More than 600 MPS third graders gathered at State Fair park for a bike rodeo. Police officers led seminars where students learned the basics of bike safety. But first things first — all the kids received free bike helmets donated by Habush Habush and Rottier.
With those new helmets strapped on, the kids split into groups and navigated a bike obstacle course which recreated typical hazards they may see on the road. Among many new skills, kids learned how safely come to a stop and how to navigate around debris in the road.
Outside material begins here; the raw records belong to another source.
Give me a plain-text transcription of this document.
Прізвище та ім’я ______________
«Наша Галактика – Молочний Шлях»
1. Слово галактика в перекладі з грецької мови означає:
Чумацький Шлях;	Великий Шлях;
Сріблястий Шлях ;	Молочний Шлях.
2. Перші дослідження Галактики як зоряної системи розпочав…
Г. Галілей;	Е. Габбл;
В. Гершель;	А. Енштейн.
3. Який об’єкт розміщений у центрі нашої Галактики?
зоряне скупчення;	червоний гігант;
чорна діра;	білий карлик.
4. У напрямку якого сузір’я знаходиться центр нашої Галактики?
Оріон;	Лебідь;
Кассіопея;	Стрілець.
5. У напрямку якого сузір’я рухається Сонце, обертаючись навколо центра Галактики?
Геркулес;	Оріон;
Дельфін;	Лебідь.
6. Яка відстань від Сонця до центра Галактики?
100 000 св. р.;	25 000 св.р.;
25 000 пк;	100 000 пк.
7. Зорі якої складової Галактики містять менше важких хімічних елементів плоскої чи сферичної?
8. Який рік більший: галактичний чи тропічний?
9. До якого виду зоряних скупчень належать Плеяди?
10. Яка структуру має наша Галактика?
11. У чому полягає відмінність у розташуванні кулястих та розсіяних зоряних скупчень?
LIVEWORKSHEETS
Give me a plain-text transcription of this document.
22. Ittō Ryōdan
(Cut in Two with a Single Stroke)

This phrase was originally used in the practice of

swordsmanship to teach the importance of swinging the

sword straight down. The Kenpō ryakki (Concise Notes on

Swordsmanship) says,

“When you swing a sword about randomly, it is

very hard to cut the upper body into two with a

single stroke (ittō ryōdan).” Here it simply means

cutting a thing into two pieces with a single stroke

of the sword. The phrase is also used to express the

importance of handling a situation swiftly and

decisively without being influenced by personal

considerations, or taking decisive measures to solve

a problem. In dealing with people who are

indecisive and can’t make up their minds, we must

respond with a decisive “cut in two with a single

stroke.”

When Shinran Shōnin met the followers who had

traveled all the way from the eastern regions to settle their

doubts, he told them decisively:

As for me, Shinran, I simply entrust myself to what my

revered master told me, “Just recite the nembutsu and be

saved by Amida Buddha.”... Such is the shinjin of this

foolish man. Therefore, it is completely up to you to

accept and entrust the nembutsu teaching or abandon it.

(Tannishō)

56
Organizers of the event say wearing a helmet can reduce the risk of brain injury up to 88 percent. That means almost nine out of ten times a child is in a bike accident, he or she will walk away from it.
Lisa Klindt-Simpson, co-organizer of the program, says helmets aren't only for bikes. Kids should be wearing a helmet anytime they're on wheels. This includes scooters, skateboards, and roller blades. She says it's a matter of life and death.
Just this year, Winners Wear Helmets celebrated donating its 10,000th helmet to kids in need.
And it's a message one third grader said adults could take to heart, too. He said simply, adults could "bust their head" without a helmet. After a short pause, he added "their head could be bleeding or their head could crack."
Again, sometimes an 8-year-old knows best.